O documento, aprovado em reunião da Comissão Política Distrital e do Conselho Estratégico, sublinha a necessidade urgente de reencontrar a relevância política da esquerda face ao crescimento dos populismos de direita, mas exorta o partido a focar-se nas causas em vez de responsabilizar figuras. “Que se privilegie a análise política não fulanizada, ou seja, não centrada em pessoas, mas sim em causas, não se perdendo de vista a razão do progressivo crescimento dos populismos de direita e do simultâneo definhamento dos partidos e mensagem de esquerda.”

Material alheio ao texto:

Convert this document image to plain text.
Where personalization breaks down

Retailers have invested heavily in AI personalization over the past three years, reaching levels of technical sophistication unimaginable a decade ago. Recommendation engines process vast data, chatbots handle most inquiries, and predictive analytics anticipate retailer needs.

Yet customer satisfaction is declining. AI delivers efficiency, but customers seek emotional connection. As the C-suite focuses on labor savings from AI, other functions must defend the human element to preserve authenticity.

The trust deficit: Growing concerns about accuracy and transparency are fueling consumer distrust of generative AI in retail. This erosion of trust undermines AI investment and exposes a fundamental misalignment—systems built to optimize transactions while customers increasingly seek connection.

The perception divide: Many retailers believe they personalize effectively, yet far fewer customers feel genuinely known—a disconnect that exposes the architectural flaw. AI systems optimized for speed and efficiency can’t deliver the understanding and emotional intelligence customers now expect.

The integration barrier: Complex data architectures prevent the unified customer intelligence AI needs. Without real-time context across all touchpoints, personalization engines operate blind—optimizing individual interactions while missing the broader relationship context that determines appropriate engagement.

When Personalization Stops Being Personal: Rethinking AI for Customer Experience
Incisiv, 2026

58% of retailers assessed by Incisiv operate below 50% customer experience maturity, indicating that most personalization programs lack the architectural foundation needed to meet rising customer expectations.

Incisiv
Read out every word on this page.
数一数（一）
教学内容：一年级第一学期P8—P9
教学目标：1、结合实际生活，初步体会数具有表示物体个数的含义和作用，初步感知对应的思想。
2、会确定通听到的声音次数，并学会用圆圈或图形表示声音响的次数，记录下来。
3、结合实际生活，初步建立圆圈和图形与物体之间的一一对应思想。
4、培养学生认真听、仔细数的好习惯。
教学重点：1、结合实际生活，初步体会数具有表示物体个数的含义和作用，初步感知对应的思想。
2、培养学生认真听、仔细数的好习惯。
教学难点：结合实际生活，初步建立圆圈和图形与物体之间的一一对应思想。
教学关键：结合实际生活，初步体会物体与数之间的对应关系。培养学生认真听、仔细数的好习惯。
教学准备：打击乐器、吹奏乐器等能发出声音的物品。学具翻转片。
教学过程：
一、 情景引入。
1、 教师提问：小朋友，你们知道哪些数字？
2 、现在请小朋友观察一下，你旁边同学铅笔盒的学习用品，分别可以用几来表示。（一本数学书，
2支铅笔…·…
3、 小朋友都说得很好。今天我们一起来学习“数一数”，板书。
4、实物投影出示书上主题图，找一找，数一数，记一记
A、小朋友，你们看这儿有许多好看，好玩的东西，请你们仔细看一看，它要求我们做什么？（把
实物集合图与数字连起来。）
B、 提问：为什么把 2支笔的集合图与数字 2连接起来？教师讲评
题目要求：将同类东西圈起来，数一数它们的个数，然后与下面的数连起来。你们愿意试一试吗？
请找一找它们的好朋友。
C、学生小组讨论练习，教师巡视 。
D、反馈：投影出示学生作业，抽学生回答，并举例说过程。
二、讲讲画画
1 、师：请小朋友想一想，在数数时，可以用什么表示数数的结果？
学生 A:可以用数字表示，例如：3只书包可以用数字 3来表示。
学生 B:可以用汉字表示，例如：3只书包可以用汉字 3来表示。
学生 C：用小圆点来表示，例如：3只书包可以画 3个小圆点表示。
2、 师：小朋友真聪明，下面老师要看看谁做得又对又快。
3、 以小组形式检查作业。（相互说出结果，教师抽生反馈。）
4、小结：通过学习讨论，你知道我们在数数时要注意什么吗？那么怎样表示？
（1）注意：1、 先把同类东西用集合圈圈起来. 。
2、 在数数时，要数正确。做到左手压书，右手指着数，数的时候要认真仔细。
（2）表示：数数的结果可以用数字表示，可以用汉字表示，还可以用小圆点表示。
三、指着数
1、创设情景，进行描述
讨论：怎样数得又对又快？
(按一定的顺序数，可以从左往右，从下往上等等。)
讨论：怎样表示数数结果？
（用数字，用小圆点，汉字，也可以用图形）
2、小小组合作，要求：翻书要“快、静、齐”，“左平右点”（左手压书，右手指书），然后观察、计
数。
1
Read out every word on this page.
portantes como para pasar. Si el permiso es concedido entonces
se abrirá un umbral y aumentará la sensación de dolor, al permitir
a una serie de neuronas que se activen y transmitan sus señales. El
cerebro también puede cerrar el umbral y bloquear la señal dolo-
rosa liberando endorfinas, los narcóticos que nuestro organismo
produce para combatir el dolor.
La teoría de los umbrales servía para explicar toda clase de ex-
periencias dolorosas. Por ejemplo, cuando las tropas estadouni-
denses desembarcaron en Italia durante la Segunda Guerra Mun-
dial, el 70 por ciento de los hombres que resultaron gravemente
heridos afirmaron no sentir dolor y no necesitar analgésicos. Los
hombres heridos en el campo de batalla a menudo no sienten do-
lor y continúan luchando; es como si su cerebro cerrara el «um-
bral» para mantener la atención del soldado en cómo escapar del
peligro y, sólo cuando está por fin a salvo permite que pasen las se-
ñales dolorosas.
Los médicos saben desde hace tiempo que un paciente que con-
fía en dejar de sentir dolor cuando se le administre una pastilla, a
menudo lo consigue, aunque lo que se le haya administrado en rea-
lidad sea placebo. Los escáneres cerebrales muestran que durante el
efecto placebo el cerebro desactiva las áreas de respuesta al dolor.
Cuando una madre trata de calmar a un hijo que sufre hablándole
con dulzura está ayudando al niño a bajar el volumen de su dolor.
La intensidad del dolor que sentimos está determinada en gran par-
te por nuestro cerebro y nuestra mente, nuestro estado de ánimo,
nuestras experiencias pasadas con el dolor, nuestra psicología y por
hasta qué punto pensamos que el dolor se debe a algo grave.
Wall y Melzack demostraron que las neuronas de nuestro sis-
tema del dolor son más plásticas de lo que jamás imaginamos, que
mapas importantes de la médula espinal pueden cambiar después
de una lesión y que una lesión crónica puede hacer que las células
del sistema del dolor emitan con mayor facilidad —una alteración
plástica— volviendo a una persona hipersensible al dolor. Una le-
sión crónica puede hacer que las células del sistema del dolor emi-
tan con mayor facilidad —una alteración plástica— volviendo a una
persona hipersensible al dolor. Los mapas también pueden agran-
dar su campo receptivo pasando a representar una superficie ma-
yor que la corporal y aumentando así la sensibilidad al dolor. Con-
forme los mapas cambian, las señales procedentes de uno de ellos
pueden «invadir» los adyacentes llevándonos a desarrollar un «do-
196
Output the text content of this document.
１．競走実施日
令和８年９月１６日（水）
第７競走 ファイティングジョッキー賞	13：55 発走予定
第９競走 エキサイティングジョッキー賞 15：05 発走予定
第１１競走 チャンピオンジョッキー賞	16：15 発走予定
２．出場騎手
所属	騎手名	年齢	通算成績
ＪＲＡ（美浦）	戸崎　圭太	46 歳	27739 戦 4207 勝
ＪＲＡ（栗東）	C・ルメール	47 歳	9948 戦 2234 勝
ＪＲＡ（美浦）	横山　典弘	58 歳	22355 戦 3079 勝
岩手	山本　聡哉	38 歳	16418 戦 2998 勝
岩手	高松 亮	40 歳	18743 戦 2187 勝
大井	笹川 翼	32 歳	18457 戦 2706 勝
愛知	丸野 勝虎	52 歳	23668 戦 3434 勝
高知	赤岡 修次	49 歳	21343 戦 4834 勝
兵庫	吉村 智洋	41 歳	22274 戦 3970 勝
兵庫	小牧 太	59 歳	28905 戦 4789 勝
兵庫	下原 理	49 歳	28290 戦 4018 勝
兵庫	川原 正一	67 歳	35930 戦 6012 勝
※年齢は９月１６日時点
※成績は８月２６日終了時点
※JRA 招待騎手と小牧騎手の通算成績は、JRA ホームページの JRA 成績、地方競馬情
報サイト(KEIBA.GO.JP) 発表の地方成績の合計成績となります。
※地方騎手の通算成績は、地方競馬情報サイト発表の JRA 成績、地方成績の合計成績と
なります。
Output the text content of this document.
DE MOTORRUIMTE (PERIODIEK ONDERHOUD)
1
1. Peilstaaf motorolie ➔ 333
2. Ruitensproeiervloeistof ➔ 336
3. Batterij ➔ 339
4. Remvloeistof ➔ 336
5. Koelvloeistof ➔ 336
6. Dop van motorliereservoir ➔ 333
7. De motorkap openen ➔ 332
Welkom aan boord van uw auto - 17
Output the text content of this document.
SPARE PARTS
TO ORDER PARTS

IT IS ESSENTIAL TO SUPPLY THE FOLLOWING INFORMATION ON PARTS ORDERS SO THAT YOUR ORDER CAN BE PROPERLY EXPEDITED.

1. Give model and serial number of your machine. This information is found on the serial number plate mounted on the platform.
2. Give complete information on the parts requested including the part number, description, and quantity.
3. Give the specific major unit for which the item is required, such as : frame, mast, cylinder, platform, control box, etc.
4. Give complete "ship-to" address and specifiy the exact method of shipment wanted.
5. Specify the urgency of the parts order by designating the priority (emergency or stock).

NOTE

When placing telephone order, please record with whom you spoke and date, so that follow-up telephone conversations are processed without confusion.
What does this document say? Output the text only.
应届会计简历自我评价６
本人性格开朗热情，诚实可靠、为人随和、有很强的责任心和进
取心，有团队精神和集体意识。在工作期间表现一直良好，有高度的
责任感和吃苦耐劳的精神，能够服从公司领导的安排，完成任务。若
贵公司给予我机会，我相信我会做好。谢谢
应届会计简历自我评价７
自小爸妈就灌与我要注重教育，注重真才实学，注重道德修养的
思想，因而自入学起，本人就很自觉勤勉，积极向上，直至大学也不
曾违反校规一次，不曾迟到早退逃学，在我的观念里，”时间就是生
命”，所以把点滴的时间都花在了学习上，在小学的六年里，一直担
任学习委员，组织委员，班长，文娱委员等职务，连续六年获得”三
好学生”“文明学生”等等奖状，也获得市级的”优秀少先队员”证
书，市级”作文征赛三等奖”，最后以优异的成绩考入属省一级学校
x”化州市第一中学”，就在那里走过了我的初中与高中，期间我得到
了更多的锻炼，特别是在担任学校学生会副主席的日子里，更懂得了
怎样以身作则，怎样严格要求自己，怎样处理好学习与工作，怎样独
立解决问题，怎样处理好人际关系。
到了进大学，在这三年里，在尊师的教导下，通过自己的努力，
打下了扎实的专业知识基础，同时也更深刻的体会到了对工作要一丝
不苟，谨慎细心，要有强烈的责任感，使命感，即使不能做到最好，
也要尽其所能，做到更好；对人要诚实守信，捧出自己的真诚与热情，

Os signatários, que incluem três deputados (André Pinotes Batista, Eurídice Pereira e Clarisse Campos), o ex-ministro da Educação João Costa e a presidente da Câmara de Almada, Inês Medeiros, além de várias outras figuras de topo do PS, pedem ao Secretariado Nacional do PS e aos Presidentes de Federação que essa análise seja acompanhada de uma “revisão programática” da Declaração de Princípios do PS (revista pela última vez há mais de 20 anos) e de uma “revisão programática” que vá de encontro às “preocupações da sociedade”, abrindo a discussão “a outros agentes cívicos, académicos, entidades representantes dos trabalhadores, associações e profissionais de diferentes setores”.
A resolução apela ainda ao diagnóstico racional das “políticas e formas de comunicação que geraram o desencontro vigente do PS com a sociedade portuguesa” e recomenda que “os processos eleitorais internos sejam respeitadores das exigências dos atos eleitorais próximos, desde logo das eleições autárquicas”.